– Ох, матушка. – Эдвард сел за стол рядом с ней. – Важные государственные дела отнимают куда больше времени, чем хотелось бы. Я был во дворце. Спасибо, что присмотрели за мистером Макалланом, пока он ждал меня.
Эдвард неторопливо раскуривал трубку. Осенние сумерки сгустились, кабинет освещали лишь лампа на столе и огонь в камине. Обсуждение работы закончилось вместе с чаем, и сейчас беседа стала дружеской, не деловой.
– Прости, что заставил тебя ждать, – еще раз сказал Эдвард. – Есть вещи, которые невозможно предугадать.
– Важные государственные дела как-то связаны с чрезмерным употреблением виски?
Укол попал в цель. Эдвард усмехнулся и покачал головой.
– Его Высочество очень переживает из-за смены ролей. Будущее отцовство кажется ему чем-то куда более сложным, чем управление страной, а Ее Высочество, как ты можешь догадаться, пользуется своим положением и проявляет характер.
Элизабета, если хотела, могла быть совершенно невыносимой.

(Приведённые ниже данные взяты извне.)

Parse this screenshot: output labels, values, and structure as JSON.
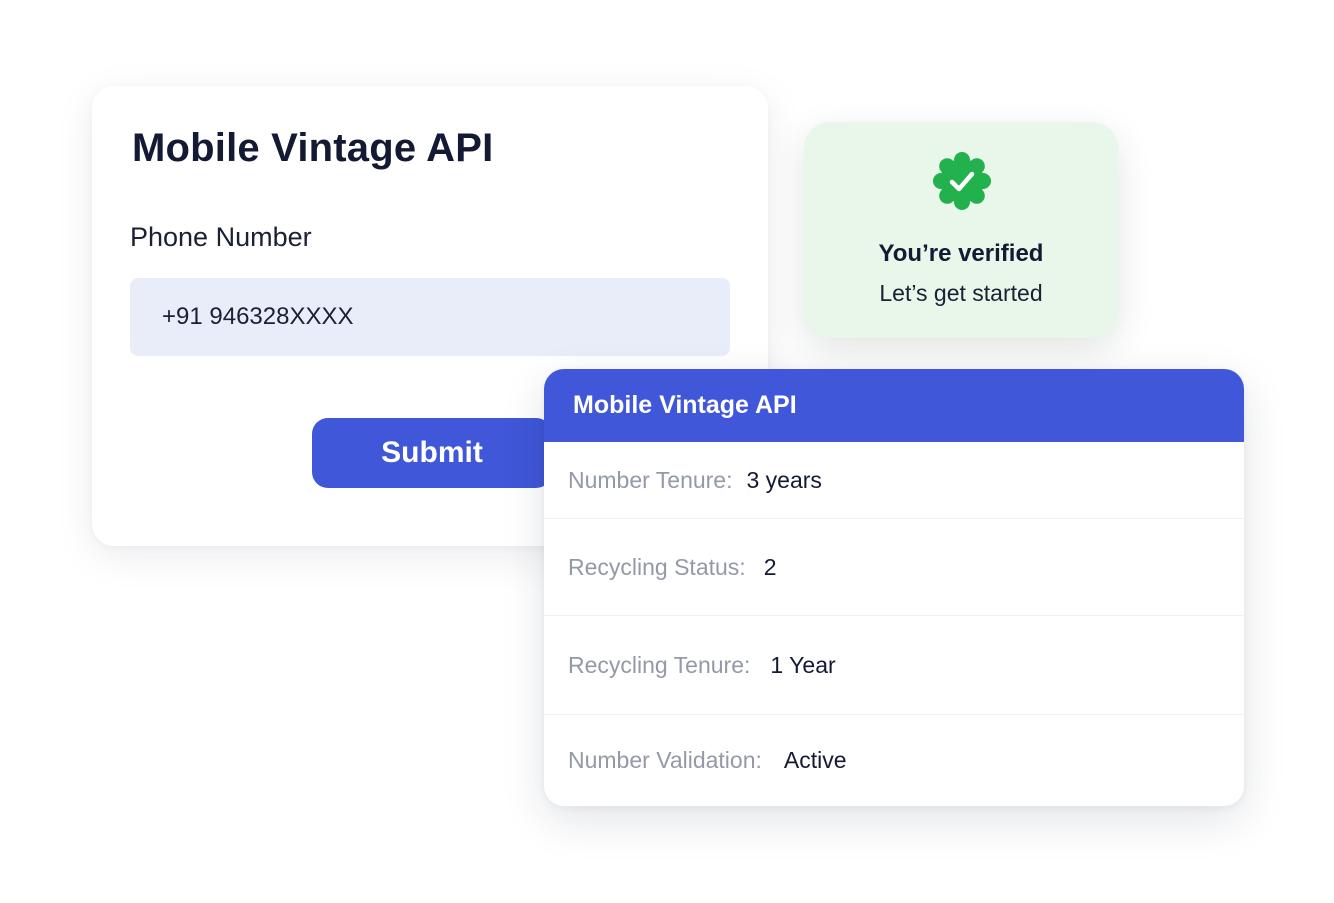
{
  "form": {
    "title": "Mobile Vintage API",
    "phone_label": "Phone Number",
    "phone_value": "+91 946328XXXX",
    "submit_label": "Submit"
  },
  "verified": {
    "icon": "verified-badge-icon",
    "title": "You’re verified",
    "subtitle": "Let’s get started",
    "color": "#22b14c"
  },
  "result": {
    "title": "Mobile Vintage API",
    "rows": [
      {
        "label": "Number Tenure:",
        "value": "3 years"
      },
      {
        "label": "Recycling Status:",
        "value": "2"
      },
      {
        "label": "Recycling Tenure:",
        "value": "1 Year"
      },
      {
        "label": "Number Validation:",
        "value": "Active"
      }
    ]
  },
  "colors": {
    "accent": "#3f57d8",
    "input_bg": "#e9ecf9",
    "verified_bg": "#e9f6ea",
    "muted_text": "#9499a8"
  }
}
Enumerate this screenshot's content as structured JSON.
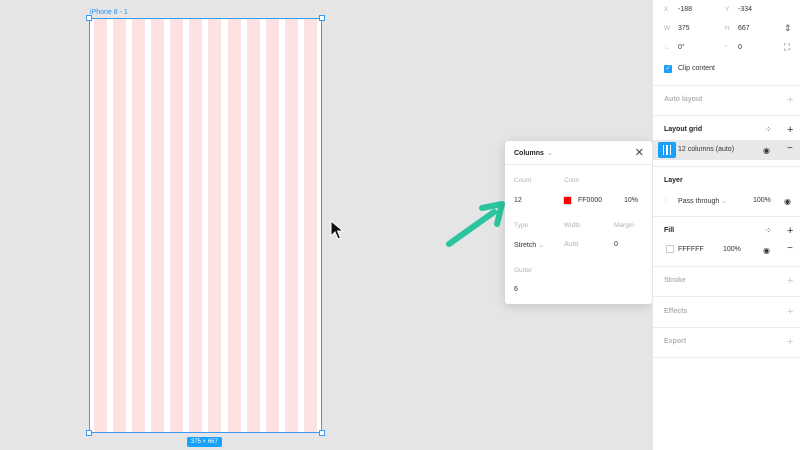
{
  "canvas": {
    "frame_label": "iPhone 8 - 1",
    "size_badge": "375 × 667",
    "grid_color": "#fde2e2",
    "column_count": 12
  },
  "popup": {
    "title": "Columns",
    "caret": "⌄",
    "close_icon": "close-icon",
    "count_label": "Count",
    "count_value": "12",
    "color_label": "Color",
    "color_hex": "FF0000",
    "color_swatch": "#ff0000",
    "opacity": "10%",
    "type_label": "Type",
    "type_value": "Stretch",
    "width_label": "Width",
    "width_value": "Auto",
    "margin_label": "Margin",
    "margin_value": "0",
    "gutter_label": "Gutter",
    "gutter_value": "6"
  },
  "panel": {
    "x_label": "X",
    "x_value": "-188",
    "y_label": "Y",
    "y_value": "-334",
    "w_label": "W",
    "w_value": "375",
    "h_label": "H",
    "h_value": "667",
    "rotation_value": "0°",
    "radius_value": "0",
    "clip_content_label": "Clip content",
    "auto_layout_title": "Auto layout",
    "layout_grid_title": "Layout grid",
    "grid_item_label": "12 columns (auto)",
    "layer_title": "Layer",
    "blend_mode": "Pass through",
    "layer_opacity": "100%",
    "fill_title": "Fill",
    "fill_hex": "FFFFFF",
    "fill_opacity": "100%",
    "stroke_title": "Stroke",
    "effects_title": "Effects",
    "export_title": "Export"
  },
  "colors": {
    "accent": "#18a0fb",
    "selection": "#3b9cf5",
    "arrow": "#2bc49f"
  }
}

Ронан почему-то представил, как она изводит капризами свой выводок мироверских змеек, и улыбнулся.
– А ты поощряешь пагубные привычки принца-регента и распиваешь с ним виски? – укоризненно спросил он.
– Не с ним! – Эдвард поднял палец. – А
Принц Альберт, когда началось его регентство, казался потерянным щеночком, попавшим в вольер с зубастыми хищниками. Он успел вырасти и научиться скалиться, но был все еще неуклюж, длиннолап и пуглив. Ронану не хотелось думать, что могло бы произойти, не окажись при дворе его матери действительно преданных ей людей. Да и их преданность – тут Ронан иллюзий не питал – могла не пройти испытание большой властью.
– Ты же слышал про нее? – спросил вдруг Эдвард, глядя в огонь.
– Про кого?
– Про эту девушку… леди Найтингейл. – Эдвард покачал головой. – Что именно произошло?
Ронан удивился. Он ожидал подобных расспросов от леди Имоджены, но не от ее сына, который, если бы захотел, выяснил бы все, что нужно, сам.
– Я знаю не больше твоего, – ответил Ронан. – Меня не было в Августе, когда все случилось, и мои дела в Ордене сейчас далеки от… скажем так, летальных случаев.
После Глории дель Розель Ронан вернулся к тому, чем занимался прежде: к нелегальным лабораториям, запрещенным зельям, артефактам, которым не стоило попадать в руки тех, кто мог использовать их во вред обществу Логресса. Это было рутинно, но спокойно и ощущалось куда безопаснее, чем общение с ближним кругом Элизабеты Мироверской.
Ронан почти на месяц нырнул в это с головой, чувствуя себя собой на самом дне мира: в притонах, в трущобах, в заброшенных усадьбах, которые облюбовали алхимики-нелегалы, думая, что заросли ежевики и терна помешают правосудию добраться до них. Там пахло гнилью, ядом и человеческой грязью. После таких приключений хотелось с головой уйти в обжигающе горячую воду и отскрести с кожи налет копоти, но, по крайней мере, запах туберозы и пионов прекратил мерещиться Ронану в кабинете, на улицах и в собственном доме.
– А ты можешь узнать? – Вопрос Эдварда прозвучал тихо и четко.
– Могу, – ответил Ронан, все еще удивляясь. – Но зачем?
Он, конечно, помнил Флоренс Голдфинч, и помнил обстоятельства встречи, и свой совет ей тоже помнил. Он не удивился бы, узнав, что приступ паники, из которого он помог ей выкарабкаться, был предвестником пробуждения магии. Такое случалось: неконтролируемое, дикое волшебство пробуждалось в крови человека, например, в случае опасности или при сильном душевном потрясении. Иногда это имело разрушительные последствия и для мира, и для самого человека, который терял власть над собственным рассудком, растворяясь в обрушившемся на него могуществе.